La NASA recentre son programme Artemis sur la construction d’une base permanente sur la surface lunaire. L’agence a déclaré mardi que ce changement reflète une stratégie plus large visant à établir une présence humaine durable sur la Lune comme « fondation pour une base lunaire pérenne et la prochaine étape vers Mars ». Lors d’une présentation lors de l’événement « Ignition » de la NASA à Washington, Jared Isaacman, administrateur de la NASA, a indiqué que l’agence mettait davantage l’accent sur les opérations de surface pour soutenir les tests technologiques, la recherche scientifique et la préparation des missions vers Mars.
« La priorité de la main-d’œuvre de la NASA sur la surface présente des avantages pour la sécurité, la démonstration technologique et la science », a déclaré Isaacman. « La surface est vraiment le terrain d’expérimentation pour les futures initiatives martiennes. » Selon le plan révisé, la NASA suspendra le développement de la station orbitale Gateway et réorientera les fonds et les ressources d’ingénierie vers l’infrastructure de surface lunaire.

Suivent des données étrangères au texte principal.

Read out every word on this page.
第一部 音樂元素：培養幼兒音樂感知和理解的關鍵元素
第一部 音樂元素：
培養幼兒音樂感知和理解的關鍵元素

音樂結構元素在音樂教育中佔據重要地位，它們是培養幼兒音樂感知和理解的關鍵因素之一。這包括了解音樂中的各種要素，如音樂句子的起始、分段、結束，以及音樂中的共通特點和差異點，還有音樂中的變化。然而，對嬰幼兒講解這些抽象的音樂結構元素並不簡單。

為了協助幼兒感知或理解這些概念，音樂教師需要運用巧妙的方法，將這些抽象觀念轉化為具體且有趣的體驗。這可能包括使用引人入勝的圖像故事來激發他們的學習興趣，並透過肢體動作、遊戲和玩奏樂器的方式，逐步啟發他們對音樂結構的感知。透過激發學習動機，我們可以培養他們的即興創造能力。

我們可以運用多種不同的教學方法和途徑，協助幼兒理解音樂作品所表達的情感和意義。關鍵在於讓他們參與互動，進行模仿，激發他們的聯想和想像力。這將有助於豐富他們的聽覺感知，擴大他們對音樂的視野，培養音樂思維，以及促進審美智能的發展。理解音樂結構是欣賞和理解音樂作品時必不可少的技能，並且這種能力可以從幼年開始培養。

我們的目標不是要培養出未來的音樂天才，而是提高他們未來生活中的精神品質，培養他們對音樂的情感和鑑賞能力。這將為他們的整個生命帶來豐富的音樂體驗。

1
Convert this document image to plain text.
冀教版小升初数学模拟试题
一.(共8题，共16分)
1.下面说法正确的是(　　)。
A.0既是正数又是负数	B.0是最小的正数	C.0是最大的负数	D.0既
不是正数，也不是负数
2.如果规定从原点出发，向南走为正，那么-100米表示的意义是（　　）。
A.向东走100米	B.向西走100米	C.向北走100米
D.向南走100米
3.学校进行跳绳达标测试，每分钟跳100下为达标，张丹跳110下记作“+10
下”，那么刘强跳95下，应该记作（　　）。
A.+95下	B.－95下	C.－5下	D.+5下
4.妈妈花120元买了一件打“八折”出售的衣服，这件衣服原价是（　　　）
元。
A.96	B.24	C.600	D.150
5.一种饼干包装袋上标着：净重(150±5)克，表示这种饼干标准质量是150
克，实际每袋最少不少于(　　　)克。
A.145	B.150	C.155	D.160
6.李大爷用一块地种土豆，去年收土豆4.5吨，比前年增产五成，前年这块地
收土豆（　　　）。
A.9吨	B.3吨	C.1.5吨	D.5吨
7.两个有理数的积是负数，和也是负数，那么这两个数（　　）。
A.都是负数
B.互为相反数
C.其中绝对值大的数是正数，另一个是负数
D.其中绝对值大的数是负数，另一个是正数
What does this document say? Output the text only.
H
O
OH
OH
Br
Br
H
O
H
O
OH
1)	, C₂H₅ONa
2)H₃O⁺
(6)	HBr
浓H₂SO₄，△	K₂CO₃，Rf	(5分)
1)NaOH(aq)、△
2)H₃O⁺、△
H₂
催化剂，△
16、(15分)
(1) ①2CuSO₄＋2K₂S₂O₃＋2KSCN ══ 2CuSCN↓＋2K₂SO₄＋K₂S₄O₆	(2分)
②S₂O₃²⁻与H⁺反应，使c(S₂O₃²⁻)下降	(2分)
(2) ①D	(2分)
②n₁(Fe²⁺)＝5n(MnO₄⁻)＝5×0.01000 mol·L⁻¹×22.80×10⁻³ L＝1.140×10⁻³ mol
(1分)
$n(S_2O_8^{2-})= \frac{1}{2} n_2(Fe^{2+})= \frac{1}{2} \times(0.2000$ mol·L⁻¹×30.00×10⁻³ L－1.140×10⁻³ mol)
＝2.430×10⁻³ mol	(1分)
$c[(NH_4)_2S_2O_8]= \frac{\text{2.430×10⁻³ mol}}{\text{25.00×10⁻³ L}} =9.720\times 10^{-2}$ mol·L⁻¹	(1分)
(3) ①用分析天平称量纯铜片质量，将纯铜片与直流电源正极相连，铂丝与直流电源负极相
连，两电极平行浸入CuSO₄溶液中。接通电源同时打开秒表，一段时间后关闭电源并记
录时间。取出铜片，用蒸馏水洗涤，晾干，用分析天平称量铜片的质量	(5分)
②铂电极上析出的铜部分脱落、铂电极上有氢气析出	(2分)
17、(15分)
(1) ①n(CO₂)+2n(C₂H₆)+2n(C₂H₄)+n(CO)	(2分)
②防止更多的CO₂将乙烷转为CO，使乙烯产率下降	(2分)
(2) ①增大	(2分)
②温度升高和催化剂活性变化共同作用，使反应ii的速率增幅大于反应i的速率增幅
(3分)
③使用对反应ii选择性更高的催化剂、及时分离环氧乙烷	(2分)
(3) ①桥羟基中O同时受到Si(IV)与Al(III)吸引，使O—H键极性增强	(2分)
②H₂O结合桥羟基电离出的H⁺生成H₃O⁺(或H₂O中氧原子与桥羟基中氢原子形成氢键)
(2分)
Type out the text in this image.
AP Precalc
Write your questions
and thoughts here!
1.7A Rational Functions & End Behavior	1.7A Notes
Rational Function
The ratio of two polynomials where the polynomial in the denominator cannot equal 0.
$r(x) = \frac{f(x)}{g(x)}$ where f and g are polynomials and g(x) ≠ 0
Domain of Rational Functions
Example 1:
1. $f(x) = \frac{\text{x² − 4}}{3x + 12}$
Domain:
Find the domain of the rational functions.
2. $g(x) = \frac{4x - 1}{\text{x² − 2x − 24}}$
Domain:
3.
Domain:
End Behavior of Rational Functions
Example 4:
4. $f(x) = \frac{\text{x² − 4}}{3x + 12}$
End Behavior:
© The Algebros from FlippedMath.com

Cependant, Isaacman a précisé que cette décision « n’exclut pas de revisiter la station orbitale à l’avenir ».
Trois phases
Dans la première phase, l’agence passera de missions lunaires peu fréquentes à une approche répétable utilisant le programme Commercial Lunar Payload Services (CLPS) et l’initiative Lunar Terrain Vehicle (LTV). Des atterrissages robotiques livreront des rovers, des instruments et des démonstrations technologiques pour tester la mobilité, les systèmes d’énergie, les communications, la navigation et d’autres opérations de surface.
« Nous allons considérablement augmenter le nombre d’atterrissages lunaires grâce aux programmes CLPS et LTV, en livrant des rovers, des instruments et des charges utiles technologiques », a déclaré Isaacman. La phase un consiste à « passer d’efforts peu fréquents et sur mesure à une approche modulaire qui générera un apprentissage significatif par l’expérimentation. »
Dans la deuxième phase, la NASA prévoit de déployer une infrastructure semi-habitable et une logistique routinière pour soutenir des opérations régulières d’astronautes sur la Lune. Le Canada, l’Italie et le Japon contribueront à la construction de la base lunaire, notamment avec le rover pressurisé de l’Agence spatiale japonaise, le module d’habitation multifonctionnel de l’Italie et le véhicule utilitaire lunaire du Canada.
Dans la troisième phase, la NASA livrera des infrastructures plus lourdes nécessaires pour soutenir une présence humaine à long terme sur la Lune, à mesure que des systèmes d’atterrissage capables de transporter de lourdes charges seront opérationnels, a indiqué l’agence.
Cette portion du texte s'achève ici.